There are many opportunities for selling agents, though. The volume of properties that banks have acquired has forced them to look at home values with clear eyes. In many ways, representing clients in the purchase of a foreclosed home is no different than helping them with the purchase of a home from a traditional seller.
Unfamiliarity with the differences, however, can lead to frustration, delays, unnecessary expenses and missed opportunities.
Low offers – few sellers—traditional or institutional—look forward to reviewing offers significantly below asking price. While a traditional seller may react emotionally to a low offer, a bank will not. In fact, they probably won’t react at all. In instances where a property has just been listed, your client may not even get a counter-offer.
Institutional sellers do their best to set a price at which their properties will sell within 90 days. An offer that is less than 90% of the asking price will rarely be considered during that period. In fact, REO homes are priced so competitively, we often see multiple offers in the first two weeks of a listing.

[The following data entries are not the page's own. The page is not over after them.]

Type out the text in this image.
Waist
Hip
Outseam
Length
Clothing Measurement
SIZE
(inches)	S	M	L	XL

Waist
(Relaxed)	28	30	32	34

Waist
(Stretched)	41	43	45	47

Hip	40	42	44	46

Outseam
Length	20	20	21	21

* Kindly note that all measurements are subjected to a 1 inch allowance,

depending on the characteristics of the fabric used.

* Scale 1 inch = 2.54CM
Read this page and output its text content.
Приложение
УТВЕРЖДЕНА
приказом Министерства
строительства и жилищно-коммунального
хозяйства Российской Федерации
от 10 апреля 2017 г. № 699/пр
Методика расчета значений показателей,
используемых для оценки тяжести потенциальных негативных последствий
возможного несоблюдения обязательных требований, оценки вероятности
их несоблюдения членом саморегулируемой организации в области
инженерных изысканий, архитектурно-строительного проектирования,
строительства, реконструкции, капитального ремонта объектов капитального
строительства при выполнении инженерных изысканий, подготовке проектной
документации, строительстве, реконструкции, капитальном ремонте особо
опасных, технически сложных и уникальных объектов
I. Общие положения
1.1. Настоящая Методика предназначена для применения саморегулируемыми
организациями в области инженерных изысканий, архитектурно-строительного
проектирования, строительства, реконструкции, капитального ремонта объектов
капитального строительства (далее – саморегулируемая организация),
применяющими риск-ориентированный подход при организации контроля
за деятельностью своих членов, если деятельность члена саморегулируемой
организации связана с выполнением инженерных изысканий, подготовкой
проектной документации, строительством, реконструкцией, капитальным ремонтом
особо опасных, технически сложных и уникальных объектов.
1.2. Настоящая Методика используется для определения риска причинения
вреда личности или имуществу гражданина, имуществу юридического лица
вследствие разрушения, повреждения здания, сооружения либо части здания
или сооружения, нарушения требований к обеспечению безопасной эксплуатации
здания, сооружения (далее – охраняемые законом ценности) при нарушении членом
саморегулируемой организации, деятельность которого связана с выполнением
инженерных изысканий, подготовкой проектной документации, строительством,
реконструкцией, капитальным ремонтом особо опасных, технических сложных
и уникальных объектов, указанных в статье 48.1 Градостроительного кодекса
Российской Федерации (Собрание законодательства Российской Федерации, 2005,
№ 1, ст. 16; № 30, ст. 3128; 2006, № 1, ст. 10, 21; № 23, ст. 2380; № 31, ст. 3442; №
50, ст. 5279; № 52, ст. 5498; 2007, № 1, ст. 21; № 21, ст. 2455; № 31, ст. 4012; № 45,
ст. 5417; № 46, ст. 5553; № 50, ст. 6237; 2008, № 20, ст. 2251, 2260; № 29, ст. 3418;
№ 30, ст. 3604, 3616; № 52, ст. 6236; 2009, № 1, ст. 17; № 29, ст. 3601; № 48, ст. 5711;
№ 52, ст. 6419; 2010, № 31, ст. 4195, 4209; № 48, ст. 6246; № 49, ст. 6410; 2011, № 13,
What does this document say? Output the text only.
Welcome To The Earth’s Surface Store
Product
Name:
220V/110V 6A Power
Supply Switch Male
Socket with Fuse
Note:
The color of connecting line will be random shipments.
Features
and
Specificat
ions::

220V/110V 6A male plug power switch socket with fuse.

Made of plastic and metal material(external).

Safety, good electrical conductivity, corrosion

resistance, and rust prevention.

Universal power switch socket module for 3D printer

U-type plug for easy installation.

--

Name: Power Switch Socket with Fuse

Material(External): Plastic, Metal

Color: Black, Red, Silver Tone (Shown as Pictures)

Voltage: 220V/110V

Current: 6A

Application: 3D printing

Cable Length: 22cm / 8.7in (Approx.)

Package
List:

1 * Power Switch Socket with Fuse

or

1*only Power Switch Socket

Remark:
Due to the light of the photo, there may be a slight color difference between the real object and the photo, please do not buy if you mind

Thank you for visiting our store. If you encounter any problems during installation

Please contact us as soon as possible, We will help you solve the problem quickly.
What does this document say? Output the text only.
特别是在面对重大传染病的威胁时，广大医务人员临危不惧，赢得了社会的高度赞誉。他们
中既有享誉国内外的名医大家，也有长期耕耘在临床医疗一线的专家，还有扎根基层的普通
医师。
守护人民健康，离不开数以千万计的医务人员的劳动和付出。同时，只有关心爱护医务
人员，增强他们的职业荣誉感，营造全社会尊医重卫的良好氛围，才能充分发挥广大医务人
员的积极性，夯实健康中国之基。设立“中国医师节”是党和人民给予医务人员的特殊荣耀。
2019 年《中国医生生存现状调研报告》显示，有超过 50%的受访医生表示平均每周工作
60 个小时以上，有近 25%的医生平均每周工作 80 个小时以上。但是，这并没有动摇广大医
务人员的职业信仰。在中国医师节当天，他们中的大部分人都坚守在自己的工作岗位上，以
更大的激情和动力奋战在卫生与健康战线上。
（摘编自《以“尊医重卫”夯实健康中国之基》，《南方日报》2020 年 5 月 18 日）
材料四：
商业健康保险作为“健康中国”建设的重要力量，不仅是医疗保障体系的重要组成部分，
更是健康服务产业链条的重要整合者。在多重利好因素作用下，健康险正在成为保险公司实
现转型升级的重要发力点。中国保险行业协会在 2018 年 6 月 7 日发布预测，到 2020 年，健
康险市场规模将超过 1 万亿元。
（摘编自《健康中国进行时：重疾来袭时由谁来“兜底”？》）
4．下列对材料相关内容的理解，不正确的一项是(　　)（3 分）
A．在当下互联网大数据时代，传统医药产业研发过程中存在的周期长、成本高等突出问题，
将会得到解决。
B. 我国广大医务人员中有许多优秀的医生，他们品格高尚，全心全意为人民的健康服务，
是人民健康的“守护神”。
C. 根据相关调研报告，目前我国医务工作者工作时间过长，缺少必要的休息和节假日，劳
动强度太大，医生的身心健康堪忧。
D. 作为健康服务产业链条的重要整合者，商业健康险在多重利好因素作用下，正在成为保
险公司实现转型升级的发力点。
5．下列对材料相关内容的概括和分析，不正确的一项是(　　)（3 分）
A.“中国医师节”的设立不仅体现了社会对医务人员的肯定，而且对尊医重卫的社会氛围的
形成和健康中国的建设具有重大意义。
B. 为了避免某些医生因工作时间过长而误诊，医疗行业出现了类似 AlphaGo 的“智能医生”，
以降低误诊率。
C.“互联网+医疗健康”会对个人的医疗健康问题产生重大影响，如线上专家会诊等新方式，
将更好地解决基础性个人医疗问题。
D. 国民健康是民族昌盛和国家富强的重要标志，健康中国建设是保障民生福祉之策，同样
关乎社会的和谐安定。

Paperwork – Institutional sellers are big businesses that love procedures. Considering the huge volume of homes banks are disposing and that a typical asset manager handles 400 properties, it makes sense.
Most REO agents will include a checklist with every agreement they send to an agent for buyer signature. Please take the time to review it. Failure to follow it exactly almost always will cause delays and extra work. And “minor” changes to a seller addendum requested by your client or their attorney? Not going to happen.
Managing expectations – Buyers and their agents often come to a transaction anticipating certain things that may be typical in a traditional sale.
Buyers should never assume a price reduction from a home inspection, seller repairs or a closing date carved in stone. A buyer considering making a payment for a rate lock should be counseled that there is a 20% chance a title issue will cause a closing delay.
Navigating your client through the process will likely lead to increased sales and referrals.
Tim Waldron is the Regional Developer for Realty Executives New England.